Thampi was born into an affluent Tamil-speaking family in Nagercoil in Kanyakumari but always told his friends that he had consciously made the choice of being poor.
“The last time I saw Thampi, his living room deviated from the typical expectations for a medical practitioner. The stethoscope in the corner had been non-operational for an extended period, and the room was filled with folders holding outdated newspaper clippings and legal mandates. There were at least three kerosene lamps in the room because the Kerala State Electricity Board had disconnected the electricity supply due to unpaid bills,” recalled Wayanad-based writer and documentary filmmaker O K Johnny.
“I am uncertain if anyone in Wayanad has informed Rahul about this doctor who waged unsuccessful electoral fights against his father and grandma on two significant occasions in recent history. Due to the fleeting nature of public memory, even the indigenous people in Wayanad have regrettably forgotten about Thampi,” he said.
“Thampi was at the peak of his youth following the emergency. He was a moral medical graduate who despised the chaotic nature of the internal emergency and the authoritarian control of poor people it entailed. He chose to go from Wayanad to Rae Bareli by utilising public buses and the non-reserved sections of trains only driven by idealism,” said Echome Gopi, a political activist from Wayanad.

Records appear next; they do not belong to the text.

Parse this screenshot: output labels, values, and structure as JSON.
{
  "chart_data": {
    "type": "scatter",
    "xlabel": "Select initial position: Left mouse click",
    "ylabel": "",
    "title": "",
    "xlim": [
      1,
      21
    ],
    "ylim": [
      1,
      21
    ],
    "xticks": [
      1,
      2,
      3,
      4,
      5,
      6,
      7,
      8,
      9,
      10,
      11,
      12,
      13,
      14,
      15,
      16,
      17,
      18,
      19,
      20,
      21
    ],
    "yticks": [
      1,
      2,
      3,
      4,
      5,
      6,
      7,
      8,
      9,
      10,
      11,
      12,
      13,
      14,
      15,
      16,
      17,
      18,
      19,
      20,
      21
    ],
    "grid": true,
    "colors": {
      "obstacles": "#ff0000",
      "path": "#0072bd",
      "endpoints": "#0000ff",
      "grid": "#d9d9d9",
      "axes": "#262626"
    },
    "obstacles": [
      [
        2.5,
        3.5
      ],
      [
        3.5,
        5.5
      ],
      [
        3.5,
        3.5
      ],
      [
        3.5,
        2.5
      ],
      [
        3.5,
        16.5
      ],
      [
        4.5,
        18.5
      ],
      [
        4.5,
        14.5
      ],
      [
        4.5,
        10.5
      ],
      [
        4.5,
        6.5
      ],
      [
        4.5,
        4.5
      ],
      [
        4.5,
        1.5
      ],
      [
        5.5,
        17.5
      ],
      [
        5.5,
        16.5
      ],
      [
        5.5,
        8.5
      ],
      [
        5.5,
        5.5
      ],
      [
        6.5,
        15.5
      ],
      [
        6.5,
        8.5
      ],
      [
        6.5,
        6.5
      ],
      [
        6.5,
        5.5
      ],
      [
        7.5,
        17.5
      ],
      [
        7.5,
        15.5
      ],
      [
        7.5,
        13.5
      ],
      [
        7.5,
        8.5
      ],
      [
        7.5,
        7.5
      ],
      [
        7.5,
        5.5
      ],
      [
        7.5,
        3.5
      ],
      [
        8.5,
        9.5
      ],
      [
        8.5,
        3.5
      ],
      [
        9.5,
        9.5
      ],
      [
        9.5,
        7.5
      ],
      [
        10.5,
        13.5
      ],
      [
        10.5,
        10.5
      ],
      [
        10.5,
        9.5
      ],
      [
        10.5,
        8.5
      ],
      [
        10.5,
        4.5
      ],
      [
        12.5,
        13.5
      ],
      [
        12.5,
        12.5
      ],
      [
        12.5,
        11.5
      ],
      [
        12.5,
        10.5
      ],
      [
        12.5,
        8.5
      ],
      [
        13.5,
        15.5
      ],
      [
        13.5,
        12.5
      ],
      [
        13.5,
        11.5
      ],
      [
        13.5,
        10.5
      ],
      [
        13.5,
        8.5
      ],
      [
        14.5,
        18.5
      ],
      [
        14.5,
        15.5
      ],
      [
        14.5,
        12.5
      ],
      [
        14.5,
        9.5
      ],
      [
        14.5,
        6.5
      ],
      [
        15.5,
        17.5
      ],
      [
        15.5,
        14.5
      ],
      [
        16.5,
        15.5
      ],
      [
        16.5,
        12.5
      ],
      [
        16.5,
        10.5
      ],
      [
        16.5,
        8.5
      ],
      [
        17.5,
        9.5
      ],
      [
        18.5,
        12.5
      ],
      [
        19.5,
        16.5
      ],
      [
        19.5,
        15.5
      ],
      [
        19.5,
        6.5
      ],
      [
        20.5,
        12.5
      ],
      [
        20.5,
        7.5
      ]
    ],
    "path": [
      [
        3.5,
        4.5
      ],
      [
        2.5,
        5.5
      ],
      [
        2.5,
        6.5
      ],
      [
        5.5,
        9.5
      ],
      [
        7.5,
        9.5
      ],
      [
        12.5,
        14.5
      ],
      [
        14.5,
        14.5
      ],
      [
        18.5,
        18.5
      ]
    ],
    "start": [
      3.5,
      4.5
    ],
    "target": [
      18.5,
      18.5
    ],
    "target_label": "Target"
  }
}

Thampi dedicated the next decades years to working in rural areas among the tribal population.
When the state government failed to fulfil its obligation to restore the lands taken away from tribes as per the provisions of the Kerala Scheduled Tribes Restriction on Transfer and Restoration of Alienated Lands Act of 1975, Thampi initiated legal proceedings before the Supreme Court.
He sought an order to compel the government to carry out the restoration.
In 1999, the court ordered the state government to allocate a minimum of one acre of land to every landless tribal family in Kerala within six months. The court judgement compelled all prominent political parties in Kerala, regardless of their ideological differences, to unite and pass a law that legalises all encroachments on tribal lands. Consequently, the problem of tribal land alienation still remains unaddressed in Kerala.
“Even 14 years after his passing, the general public does not even remember the medical professional who later earned a law degree solely to advocate for the rights of indigenous communities. Contrarily, tribal issues in Wayanad persist as unresolved and complex,” Johnny said.
Thampi’s physical remains were incinerated at a public cremation ground at Vithukadu near Meppadi in Kalpetta because none of his relatives from Nagercoil came to collect his body. The location of his wife and two children who shared his challenging societal beliefs remains unknown.